Encyclopedia Of Detroit

Bonds, Bill

Bill Bonds anchored the news on Detroit television for most of four decades. He drew viewers in massive numbers with his dramatic and fearsomely opinionated style, attracting fans and detractors in then-unseen numbers

Born February 23, 1932 in Detroit, Bonds’ mother taught English and his father worked in advertising.  After serving in the U.S. Air Force, Bonds earned a bachelor’s degree at the University of Detroit before beginning his career for $1.50 an hour at an Albion radio station. His aggressive coverage of a tornado at Anchor Bay on May 8, 1964 which killed 11 people and injured more than 200, brought him to the attention of WXYZ-TV (Channel 7) general manager John Pival.

Upon finding a home at Channel 7, Bonds further distinguished himself while anchoring the station’s coverage of the 1967 Detroit Uprising. Mayor Coleman A. Young later remarked that Bonds bled for the city during that week. He left for three years to work at KABC-TV in Los Angeles but did not meet the same success as he had in Detroit. Once re-established at WXYZ-TV, Bonds became the station’s best-known newscaster, co-anchoring the evening news with Diana Lewis

Bonds became increasingly controversial and confrontational. His tough – some said “over-the-top” – grilling of U.S. Senator Orrin Hatch drove the Utah lawmaker to walk away from their interview. Bonds also challenged Mayor Young to a fistfight, an incident for which Bonds later apologized. Some of Bonds’ belligerence was fueled by a drinking problem which he struggled to overcome.

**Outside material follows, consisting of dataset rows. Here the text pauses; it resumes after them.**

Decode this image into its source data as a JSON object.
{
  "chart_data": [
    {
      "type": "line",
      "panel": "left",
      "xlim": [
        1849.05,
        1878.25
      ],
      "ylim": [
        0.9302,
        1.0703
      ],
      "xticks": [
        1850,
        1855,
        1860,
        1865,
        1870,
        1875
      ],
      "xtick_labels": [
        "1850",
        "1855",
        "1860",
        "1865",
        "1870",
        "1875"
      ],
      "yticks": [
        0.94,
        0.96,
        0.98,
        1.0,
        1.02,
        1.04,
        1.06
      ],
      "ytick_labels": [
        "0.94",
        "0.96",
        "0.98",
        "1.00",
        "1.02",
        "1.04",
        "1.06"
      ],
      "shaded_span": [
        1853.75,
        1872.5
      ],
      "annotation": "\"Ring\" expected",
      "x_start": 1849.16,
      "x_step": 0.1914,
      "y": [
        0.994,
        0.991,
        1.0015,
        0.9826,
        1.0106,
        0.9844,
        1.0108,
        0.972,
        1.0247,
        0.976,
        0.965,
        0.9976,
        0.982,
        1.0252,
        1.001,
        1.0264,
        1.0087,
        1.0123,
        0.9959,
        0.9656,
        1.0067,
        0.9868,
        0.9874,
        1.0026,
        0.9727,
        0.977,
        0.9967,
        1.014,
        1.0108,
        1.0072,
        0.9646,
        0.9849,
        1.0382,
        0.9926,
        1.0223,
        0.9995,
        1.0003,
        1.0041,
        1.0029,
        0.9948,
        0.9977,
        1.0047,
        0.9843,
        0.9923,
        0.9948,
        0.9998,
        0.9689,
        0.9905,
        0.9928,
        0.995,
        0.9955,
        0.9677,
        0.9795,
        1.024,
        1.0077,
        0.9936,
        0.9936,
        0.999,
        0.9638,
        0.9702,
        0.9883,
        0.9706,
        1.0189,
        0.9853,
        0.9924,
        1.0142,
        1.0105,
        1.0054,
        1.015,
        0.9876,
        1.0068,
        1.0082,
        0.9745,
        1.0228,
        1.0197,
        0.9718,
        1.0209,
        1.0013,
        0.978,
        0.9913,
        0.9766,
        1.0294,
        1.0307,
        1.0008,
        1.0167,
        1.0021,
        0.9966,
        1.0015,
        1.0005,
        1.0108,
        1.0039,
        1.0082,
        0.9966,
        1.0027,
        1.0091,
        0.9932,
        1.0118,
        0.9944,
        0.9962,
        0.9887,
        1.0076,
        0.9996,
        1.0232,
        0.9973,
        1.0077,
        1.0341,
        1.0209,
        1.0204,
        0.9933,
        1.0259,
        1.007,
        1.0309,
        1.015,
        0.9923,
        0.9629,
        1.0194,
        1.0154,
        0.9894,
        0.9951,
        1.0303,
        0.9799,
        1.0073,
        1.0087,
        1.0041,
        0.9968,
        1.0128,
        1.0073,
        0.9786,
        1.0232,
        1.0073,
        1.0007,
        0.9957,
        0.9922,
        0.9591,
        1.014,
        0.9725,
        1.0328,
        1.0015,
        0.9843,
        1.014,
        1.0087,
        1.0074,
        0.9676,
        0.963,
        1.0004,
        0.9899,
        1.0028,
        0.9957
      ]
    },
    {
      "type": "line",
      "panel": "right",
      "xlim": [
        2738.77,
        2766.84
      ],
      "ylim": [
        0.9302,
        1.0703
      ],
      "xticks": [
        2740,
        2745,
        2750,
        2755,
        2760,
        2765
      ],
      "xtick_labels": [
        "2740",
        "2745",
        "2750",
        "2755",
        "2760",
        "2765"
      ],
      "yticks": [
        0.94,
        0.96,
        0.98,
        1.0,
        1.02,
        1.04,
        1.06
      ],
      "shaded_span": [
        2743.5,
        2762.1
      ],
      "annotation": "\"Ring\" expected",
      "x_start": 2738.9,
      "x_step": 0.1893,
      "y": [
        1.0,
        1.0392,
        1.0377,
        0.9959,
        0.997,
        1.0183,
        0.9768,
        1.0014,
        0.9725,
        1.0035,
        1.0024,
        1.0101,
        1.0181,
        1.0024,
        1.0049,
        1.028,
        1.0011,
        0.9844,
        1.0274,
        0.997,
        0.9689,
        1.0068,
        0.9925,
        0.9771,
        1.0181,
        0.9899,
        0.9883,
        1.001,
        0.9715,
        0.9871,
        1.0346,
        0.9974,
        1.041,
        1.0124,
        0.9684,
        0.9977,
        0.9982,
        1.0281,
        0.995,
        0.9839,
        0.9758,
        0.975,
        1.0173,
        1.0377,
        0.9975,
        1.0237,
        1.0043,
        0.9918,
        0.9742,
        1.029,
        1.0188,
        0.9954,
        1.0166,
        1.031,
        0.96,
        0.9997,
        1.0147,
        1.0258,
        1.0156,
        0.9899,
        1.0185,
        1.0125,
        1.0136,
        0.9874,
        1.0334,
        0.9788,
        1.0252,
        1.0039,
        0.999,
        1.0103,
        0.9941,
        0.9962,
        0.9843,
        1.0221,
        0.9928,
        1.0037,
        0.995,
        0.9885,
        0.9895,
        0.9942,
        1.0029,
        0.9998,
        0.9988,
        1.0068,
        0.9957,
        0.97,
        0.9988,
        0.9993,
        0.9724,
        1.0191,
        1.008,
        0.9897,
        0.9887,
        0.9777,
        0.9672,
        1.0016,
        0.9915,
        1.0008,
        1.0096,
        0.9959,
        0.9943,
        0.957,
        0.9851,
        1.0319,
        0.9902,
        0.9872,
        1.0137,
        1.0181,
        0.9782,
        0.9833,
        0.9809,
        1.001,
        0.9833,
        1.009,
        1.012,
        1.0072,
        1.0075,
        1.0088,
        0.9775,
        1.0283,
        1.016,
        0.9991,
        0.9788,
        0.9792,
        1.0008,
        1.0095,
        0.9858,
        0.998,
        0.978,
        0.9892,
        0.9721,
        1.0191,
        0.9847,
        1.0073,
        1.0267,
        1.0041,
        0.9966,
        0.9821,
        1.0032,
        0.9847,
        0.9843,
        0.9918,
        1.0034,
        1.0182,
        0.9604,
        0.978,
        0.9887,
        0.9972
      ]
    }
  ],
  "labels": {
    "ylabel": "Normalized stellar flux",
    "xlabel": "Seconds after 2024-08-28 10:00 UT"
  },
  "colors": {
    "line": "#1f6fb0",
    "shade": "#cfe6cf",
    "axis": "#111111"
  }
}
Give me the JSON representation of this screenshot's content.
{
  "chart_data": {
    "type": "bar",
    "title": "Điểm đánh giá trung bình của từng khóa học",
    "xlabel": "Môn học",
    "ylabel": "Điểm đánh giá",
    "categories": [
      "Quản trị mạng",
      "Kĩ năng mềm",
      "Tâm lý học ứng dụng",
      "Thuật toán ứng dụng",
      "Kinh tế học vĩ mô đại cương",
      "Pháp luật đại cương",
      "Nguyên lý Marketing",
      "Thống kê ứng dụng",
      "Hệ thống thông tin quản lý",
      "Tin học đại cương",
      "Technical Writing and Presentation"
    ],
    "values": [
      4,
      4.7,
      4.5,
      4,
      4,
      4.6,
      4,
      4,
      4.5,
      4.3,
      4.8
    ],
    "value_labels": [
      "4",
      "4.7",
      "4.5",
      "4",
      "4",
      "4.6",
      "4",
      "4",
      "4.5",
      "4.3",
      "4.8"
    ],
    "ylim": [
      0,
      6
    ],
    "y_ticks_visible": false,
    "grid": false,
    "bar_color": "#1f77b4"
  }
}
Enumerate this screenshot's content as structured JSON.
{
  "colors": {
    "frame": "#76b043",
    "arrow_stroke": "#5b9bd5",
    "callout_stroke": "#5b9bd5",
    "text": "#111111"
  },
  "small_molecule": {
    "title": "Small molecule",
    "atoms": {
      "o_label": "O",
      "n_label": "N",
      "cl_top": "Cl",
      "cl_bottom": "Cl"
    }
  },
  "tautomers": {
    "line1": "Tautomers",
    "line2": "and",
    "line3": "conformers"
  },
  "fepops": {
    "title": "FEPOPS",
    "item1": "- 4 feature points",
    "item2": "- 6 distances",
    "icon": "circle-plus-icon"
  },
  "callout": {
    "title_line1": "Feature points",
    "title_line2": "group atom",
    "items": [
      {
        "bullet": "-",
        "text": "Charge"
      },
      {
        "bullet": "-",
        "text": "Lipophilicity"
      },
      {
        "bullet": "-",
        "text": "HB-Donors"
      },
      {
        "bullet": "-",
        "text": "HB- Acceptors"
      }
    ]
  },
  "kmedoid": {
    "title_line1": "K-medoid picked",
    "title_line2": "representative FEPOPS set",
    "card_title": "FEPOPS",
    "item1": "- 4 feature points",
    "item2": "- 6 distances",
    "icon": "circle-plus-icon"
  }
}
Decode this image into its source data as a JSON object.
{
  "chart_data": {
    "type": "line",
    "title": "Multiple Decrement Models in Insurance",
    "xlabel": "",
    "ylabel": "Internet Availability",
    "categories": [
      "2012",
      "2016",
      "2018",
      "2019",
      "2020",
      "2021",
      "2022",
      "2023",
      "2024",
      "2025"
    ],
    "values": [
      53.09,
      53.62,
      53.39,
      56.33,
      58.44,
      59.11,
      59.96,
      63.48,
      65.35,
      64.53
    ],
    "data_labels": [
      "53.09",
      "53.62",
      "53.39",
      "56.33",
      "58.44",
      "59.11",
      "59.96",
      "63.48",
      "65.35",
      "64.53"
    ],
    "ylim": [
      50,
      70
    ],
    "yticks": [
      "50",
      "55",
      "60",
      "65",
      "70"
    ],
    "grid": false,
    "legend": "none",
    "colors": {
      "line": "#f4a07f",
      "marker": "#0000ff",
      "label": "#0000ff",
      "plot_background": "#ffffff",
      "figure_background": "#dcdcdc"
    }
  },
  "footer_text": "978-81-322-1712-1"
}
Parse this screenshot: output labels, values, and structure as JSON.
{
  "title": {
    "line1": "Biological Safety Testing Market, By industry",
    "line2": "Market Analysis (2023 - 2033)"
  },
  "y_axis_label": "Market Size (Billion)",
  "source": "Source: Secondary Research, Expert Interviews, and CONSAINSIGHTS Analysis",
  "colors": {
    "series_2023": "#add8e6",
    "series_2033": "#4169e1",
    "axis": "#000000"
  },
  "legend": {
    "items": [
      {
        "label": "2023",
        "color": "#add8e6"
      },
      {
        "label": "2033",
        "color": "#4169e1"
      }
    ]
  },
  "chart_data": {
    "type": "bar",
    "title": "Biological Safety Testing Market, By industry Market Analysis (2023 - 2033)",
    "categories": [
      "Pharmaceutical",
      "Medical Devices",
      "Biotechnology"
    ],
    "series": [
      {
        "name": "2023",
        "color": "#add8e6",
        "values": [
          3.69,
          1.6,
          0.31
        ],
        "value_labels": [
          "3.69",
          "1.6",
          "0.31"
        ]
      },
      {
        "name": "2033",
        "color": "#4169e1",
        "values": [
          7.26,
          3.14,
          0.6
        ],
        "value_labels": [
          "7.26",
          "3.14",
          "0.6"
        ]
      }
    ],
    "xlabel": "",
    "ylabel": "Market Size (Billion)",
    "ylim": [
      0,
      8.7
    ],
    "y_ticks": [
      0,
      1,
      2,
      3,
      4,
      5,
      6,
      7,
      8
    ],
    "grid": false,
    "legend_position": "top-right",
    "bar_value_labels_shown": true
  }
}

He was released from the station in 1995, returning a few years later to host a short-lived morning interview program. Following his participation in WXYZ’s 50th anniversary celebration, Bonds worked briefly as a commentator for the station, then left, becoming a spokesman for Gardner-White furniture company. He last appeared on Channel 7’s airwaves on October 21, 2008, anchoring the news for a one-time outing to celebrate the station’s 60 years on the airwaves. 

Bill Bonds died in his home on December 13, 2014 of a heart attack.